We'll use the `recognizer` object from the `speech_recognition` library to capture and process the speech.

### System Feedback

The system will give users feedback at the following stages:
- **Speak something**: Prompting the user to speak.
- **Recognizing**: Informing the user that their speech is being processed.
- **Speech recognized**: If the text is successfully recognized, it will display the converted text.
- **Error handling**: For unclear speech or connection issues, the system will notify the user.

In [4]:
def speech_to_text():
    recognizer = sr.Recognizer()
    print("Speak something:")
    with sr.Microphone() as source:
        try:
            recognizer.adjust_for_ambient_noise(source)  
            audio = recognizer.listen(source)  
            print("Recognizing...")
            text = recognizer.recognize_google(audio)
            print(f'Speech recognized: "{text}"')
            print('Speech successfully converted to text!')

        except sr.UnknownValueError:
            print("Speech Recognition could not understand audio, Please try speaking more clearly")
        
        except sr.RequestError:
            print("Could not request results from the speech recognition service. Check your internet connection.")
        
        except Exception as e:
            print(f"An error occurred: {str(e)}")


#### Explanation
1. **Initialization**: We initialize the `Recognizer` object from the `speech_recognition` library.
2. **Microphone Input**: We use the microphone as the source of input and adjust for ambient noise.
3. **Speech Recognition**: We call `recognize_google()` to convert the captured audio to text.
4. **Error Handling**: 
   - `UnknownValueError`: When the system cannot recognize the speech (e.g., mumbling or unclear speech).
   - `RequestError`: If there is an issue connecting to the Google API (e.g., no internet).
5. **Feedback**: We provide clear messages at each step (e.g., "Speak something", "Recognizing", etc.).

### Sample Run and Inference


1. The system will display: **"Speak something"**.
2. User speaks into the microphone.
3. The system displays: **"Recognizing"**.
4. If recognized successfully, the system displays:  
   **Speech recognized: "Turn on the lights in the living room."**  
   **Speech successfully converted to text!**
   
   If unclear speech is detected, it will display:  
   **Speech Recognition could not understand audio, Please try speaking more clearly**  
   
   If there is a connectivity issue:  
   **Could not request results from the speech recognition service. Check your internet connection.**

*In this Example, I spoke clearly into the microphone and thus the function was able to correctly recognise the speech and converted it to text*

In [8]:
# Running the speech-to-text function
if __name__ == "__main__":
    speech_to_text()

Speak something:
Recognizing...
Speech recognized: "turn on the lights in the living room"
Speech successfully converted to text!


*In this Example, I turned off the internet connection and called the function, naturally because of the lack of internet connection the Google's speech-to-text didn't work and we got an error message*

In [9]:
speech_to_text()

Speak something:
Recognizing...
Could not request results from the speech recognition service. Check your internet connection.

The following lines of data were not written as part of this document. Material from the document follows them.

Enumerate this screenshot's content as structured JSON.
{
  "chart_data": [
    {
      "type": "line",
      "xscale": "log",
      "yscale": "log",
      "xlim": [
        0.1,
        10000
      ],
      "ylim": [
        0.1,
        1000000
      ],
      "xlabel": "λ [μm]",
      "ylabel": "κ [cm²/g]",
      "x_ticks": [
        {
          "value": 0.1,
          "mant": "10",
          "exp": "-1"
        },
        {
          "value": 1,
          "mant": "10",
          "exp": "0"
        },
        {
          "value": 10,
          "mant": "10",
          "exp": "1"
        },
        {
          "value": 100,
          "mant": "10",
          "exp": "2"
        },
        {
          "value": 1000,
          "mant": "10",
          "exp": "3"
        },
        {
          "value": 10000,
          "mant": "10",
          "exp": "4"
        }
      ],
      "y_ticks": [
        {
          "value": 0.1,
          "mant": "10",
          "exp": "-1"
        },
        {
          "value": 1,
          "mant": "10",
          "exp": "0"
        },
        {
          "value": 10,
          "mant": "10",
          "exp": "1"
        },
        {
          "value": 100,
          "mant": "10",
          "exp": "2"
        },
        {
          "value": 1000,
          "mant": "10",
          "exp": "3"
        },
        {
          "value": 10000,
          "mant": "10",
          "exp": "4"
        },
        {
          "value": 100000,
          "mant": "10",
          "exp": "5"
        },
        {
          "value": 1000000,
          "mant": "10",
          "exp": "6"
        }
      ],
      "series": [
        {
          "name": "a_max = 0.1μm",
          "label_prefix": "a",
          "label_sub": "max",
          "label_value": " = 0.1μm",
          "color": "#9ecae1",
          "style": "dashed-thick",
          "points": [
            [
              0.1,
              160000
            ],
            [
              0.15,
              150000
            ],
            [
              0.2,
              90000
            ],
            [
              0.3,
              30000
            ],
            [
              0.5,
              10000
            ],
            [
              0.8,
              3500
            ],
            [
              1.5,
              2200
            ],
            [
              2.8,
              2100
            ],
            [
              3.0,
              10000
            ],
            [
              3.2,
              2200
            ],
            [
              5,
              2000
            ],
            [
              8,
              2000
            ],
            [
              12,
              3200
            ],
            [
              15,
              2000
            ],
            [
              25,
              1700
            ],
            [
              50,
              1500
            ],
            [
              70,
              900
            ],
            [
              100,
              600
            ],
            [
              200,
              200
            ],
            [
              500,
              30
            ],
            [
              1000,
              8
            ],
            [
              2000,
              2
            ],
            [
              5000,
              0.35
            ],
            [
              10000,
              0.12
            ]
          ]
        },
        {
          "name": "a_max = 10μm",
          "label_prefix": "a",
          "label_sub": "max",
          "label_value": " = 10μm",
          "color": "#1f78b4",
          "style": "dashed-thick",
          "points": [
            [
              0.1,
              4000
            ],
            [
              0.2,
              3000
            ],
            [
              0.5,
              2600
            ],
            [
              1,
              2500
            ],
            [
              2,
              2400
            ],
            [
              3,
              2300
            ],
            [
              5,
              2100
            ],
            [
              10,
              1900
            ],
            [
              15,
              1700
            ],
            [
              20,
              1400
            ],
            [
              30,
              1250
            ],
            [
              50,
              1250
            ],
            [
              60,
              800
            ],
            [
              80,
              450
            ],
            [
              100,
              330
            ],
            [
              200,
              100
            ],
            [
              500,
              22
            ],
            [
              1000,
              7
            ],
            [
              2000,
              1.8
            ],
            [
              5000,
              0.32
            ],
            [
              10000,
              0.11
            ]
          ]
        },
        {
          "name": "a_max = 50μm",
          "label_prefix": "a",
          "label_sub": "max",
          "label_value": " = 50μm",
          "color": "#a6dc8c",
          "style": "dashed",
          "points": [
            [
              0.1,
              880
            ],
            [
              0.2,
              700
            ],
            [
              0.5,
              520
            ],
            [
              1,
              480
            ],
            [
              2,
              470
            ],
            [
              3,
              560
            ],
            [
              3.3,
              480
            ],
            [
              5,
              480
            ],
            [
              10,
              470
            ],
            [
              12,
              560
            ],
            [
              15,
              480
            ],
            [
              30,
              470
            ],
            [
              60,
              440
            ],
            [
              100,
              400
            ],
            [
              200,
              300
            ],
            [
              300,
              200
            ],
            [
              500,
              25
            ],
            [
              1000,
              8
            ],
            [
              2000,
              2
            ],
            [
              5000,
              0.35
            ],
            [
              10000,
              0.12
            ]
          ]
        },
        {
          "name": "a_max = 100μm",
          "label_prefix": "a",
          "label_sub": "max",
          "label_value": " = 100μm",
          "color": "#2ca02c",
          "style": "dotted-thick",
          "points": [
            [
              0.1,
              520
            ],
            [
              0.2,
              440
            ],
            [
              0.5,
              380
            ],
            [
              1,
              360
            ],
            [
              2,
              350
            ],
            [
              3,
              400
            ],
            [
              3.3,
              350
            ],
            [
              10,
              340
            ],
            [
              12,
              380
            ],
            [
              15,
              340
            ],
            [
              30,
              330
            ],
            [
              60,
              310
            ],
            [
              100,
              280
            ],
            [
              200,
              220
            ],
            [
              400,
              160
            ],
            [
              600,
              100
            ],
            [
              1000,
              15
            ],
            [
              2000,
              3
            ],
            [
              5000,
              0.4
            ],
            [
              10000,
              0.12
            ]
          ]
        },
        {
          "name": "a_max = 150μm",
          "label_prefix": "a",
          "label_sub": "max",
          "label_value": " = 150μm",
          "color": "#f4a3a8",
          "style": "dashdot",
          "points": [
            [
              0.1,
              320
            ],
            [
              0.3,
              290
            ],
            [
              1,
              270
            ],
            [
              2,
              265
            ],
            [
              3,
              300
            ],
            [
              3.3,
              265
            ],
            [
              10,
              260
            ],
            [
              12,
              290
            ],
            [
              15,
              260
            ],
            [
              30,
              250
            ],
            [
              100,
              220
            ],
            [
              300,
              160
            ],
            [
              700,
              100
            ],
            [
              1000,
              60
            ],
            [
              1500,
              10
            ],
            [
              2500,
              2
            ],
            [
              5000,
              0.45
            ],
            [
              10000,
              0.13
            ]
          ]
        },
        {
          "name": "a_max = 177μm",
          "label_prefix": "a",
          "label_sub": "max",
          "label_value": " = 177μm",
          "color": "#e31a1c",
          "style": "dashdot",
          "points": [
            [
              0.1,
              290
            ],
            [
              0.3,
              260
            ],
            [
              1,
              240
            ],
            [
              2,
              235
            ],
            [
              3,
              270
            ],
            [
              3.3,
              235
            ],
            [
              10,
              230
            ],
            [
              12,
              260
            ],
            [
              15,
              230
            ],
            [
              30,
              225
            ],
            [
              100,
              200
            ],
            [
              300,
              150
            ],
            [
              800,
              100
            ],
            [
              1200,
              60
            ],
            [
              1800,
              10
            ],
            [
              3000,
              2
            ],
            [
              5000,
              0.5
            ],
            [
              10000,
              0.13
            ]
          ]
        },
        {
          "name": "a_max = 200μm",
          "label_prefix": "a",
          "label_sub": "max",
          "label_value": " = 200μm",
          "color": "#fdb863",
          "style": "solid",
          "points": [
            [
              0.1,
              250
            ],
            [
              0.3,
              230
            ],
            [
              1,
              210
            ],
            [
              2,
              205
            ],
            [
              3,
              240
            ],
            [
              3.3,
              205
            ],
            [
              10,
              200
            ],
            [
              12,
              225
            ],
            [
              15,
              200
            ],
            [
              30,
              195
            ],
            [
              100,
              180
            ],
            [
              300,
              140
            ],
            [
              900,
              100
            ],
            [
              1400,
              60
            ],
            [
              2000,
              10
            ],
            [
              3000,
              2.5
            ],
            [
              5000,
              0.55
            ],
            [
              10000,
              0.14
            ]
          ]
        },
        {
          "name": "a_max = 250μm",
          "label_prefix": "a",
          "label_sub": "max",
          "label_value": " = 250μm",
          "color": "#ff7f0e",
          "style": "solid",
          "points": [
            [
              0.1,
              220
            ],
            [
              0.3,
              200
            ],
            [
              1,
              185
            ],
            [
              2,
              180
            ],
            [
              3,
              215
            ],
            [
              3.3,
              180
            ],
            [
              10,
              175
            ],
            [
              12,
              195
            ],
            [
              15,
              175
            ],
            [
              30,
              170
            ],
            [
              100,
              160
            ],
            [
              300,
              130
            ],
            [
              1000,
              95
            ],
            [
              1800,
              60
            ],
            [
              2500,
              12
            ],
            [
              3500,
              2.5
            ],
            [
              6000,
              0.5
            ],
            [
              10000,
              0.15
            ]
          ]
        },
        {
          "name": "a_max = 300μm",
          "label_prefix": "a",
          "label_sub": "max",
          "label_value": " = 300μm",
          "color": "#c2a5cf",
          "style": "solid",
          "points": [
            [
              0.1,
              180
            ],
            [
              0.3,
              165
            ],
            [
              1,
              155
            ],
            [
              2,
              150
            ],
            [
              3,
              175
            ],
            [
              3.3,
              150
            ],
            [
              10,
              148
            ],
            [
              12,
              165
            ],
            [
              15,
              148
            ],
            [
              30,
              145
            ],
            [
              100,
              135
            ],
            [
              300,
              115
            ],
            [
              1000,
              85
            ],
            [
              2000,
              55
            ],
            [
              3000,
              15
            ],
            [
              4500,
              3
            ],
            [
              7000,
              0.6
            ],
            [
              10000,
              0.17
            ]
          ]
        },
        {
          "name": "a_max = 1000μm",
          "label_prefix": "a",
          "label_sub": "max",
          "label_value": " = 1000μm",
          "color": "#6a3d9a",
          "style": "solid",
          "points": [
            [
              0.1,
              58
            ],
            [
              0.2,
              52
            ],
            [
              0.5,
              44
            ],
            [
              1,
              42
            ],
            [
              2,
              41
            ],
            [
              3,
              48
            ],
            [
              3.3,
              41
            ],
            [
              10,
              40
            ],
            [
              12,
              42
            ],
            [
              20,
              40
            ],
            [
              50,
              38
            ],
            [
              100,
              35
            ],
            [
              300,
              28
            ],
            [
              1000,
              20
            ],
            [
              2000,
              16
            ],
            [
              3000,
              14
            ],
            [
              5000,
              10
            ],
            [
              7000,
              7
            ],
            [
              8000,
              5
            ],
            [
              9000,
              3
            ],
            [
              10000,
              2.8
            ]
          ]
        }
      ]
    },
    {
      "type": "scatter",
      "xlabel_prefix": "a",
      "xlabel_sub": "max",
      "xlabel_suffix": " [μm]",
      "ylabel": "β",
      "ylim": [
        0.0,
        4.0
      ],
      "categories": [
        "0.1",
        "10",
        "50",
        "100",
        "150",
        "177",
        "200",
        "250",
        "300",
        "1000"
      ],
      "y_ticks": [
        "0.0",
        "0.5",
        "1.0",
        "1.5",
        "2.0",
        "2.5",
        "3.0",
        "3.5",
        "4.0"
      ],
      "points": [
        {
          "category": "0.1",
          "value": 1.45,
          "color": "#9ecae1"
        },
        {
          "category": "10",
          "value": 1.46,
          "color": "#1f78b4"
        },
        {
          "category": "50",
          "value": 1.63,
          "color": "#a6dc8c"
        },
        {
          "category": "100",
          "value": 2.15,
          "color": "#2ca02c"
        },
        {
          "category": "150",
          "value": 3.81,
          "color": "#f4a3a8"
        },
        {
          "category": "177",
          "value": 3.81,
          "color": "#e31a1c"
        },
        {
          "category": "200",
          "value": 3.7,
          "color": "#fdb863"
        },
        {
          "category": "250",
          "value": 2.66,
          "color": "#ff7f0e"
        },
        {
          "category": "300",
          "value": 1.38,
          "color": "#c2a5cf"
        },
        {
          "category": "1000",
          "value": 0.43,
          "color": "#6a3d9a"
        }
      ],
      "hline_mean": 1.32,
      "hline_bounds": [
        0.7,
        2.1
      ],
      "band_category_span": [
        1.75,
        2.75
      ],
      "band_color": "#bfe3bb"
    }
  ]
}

*In this Example, I used unclear voice specifically used a sample audio of a patient with germ cell tumor. They sometimes develop paraneoplastic encephalitis. The audio demonstrated dysarthria in a patient with autoimmune KLHL11 encephaltis.*

In [10]:
speech_to_text()

Speak something:
Recognizing...
Speech Recognition could not understand audio, Please try speaking more clearly


### **Inference**

- **Execution**: The system correctly records and processes the user's voice. It responds with feedback at each stage and handles exceptions gracefully.
- **Concept clarity**: The main concept is the use of speech recognition for accessibility. The system demonstrates how voice input can be converted to text in real-time.
- **Self-learning**: Built with error handling and feedback mechanisms, the system provides a good base for developing more complex voice-control features.
  
The simplicity of this implementation can be enhanced further by integrating this into smart devices or applications in future versions.

### **Conclusion**

This basic speech-to-text system provides a functional prototype that can be used as a foundation for more advanced voice-controlled accessibility features. Its performance depends on the clarity of speech and internet connection, but it handles errors efficiently, ensuring a user-friendly experience.